分析了常用着色算法对颜色标记分布敏感,特别是在弱边缘区域容易失真的原因,提出了三种改进方法。首先基于对不平度的特性分析,设计了一种具有线性计算复杂度的不平度改进算法;第二种方法是基于其优化式着色算法混色机制,通过设置混色权重的调节系数控制过渡带宽度,从而得到更高质量的着色效果;最后还引入弱边缘标记来干预失真的修改。
分析了常用着色算法在零碎分布对象上着色失真的成因。针对现有的着色相似度函数由人为主观指定,难以准确反映图像复杂处像素关系的问题,提出基于自然彩色图像的特性建立相似度函数的方法。从自然彩色图像提取色度-灰度局部线性关系,作为先验知识建立相似度函数。而对于二次着色则提出采用两级协同扩散算法,将过度分割得到的小块区域与像素组成两级有权图,图中包含像素级近邻连接、区域级全连接,以及区域与其内部像素间连接,并设计色彩迭代过程对所有这些连接进行信息调配,从而能实现远距离扩散。该两级传播机制可以方便地用于图像分割。
针对现有算法在图像高光、暗影区着色结果不真实的问题,利用成像模型将光线颜色与物体本征颜色的作用解耦,并进一步构建一个在白色光线下像素色度-灰度关系模型,分析现有算法着色失真原因,提出基于色度修正的改进方法。由于每个颜色块的调整只需用户选择一个灰度参数即可实现,所以不仅可以设置默认值自动实现粗调,而且还可以人机实时交互进一步细调,避免了手工设置复杂层次颜色标记的问题。另外基于该模型还提出一种简便方法实现有色光线下着色。
为了提高着色速度,提出以超级像素作为基本单元的快速着色策略。根据着色要求拟定选择标准,从而挑选出最佳的超级像素生成算法实现快速着色,然后选择线性复杂度的引导型滤波器,在保持物体边缘的同时快速实现超级像素问颜色的光滑过渡。最后将快速算法和前面提出的改进算法相结合,设计了一个快速灵活的着色系统,用户可以根据着色结果在线实时调整颜色标记,以获得满意的着色结果。
Stroke-based colorization has been applied in many areas. Because many factors influence colorization quality and couple together, it is difficult for any existing algorithm to describe the reason for falsehood perfectly, and accordingly, these algorithms performs not good enough in particular scene. Hence, it is of theoretical and practical significance to develop technologies based on analysis to colorization mechanism.

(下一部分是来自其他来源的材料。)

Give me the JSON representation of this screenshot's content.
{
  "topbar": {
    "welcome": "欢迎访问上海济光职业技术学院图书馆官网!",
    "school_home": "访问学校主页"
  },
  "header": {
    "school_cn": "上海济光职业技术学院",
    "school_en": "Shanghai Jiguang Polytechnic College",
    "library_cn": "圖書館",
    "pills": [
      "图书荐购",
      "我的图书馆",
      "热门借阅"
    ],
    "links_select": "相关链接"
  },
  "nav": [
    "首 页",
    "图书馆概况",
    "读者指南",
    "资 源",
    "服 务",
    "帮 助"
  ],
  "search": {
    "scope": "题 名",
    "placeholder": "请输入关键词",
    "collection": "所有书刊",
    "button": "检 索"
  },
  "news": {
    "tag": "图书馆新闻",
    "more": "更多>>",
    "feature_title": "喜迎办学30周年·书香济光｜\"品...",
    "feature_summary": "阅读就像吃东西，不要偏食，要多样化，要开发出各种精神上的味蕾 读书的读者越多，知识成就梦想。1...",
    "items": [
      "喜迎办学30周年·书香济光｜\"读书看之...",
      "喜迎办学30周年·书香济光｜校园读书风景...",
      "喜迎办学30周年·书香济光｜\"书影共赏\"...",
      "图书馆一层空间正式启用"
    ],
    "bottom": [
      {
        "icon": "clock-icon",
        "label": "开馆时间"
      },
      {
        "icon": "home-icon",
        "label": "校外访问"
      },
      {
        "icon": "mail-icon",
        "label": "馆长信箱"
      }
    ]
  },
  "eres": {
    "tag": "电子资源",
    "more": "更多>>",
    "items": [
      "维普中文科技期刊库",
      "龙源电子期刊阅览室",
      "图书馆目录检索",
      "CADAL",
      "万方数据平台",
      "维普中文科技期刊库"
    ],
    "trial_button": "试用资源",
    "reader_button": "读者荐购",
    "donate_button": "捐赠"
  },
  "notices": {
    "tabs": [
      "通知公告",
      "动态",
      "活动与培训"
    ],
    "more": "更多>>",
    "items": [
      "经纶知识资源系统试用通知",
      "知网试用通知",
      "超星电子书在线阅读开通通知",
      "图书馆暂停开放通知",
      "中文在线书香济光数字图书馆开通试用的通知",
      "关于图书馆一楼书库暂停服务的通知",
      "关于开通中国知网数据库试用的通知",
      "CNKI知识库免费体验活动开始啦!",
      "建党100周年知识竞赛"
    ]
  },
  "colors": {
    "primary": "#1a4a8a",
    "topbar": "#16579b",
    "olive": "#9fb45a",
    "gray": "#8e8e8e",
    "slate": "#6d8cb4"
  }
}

This thesis focuses on researches on two key procedures in colorization, in particular, on relieving the difficulty in finding desirable stroke by decoupling relative factor, and on developing better diffusion method to reduce sensitivity of visual result to stroke distribution in order to improve visual effect over weak boundary and scattered areas. The main contents are shown as following:
A general frame for optimization-colorization is put forward, and it is proved that optimization-colorization is an exact process of chrominance blending, where individual chrominance blending weight is equivalent to the pixel's first-reach probability to relevant stroke. In addition, its equivalent circuit is established, which convert colorization process into determining voltage distribution of all node in this circuit, and thus provides different view, electrical theory, to address colorization. The above implicit blending mechanism not only make it available to modify stroke's color and position respectively, but also inspires developing negative label which, in contrast to traditional label, plays the role of disappear specific label, makes good the deficiencies of traditional one as well as extends flexibility in improvement for poor result. In addition, the equivalence between blending weight and first-reach probability prepares analytical tool to investigate the very reason for falsehood.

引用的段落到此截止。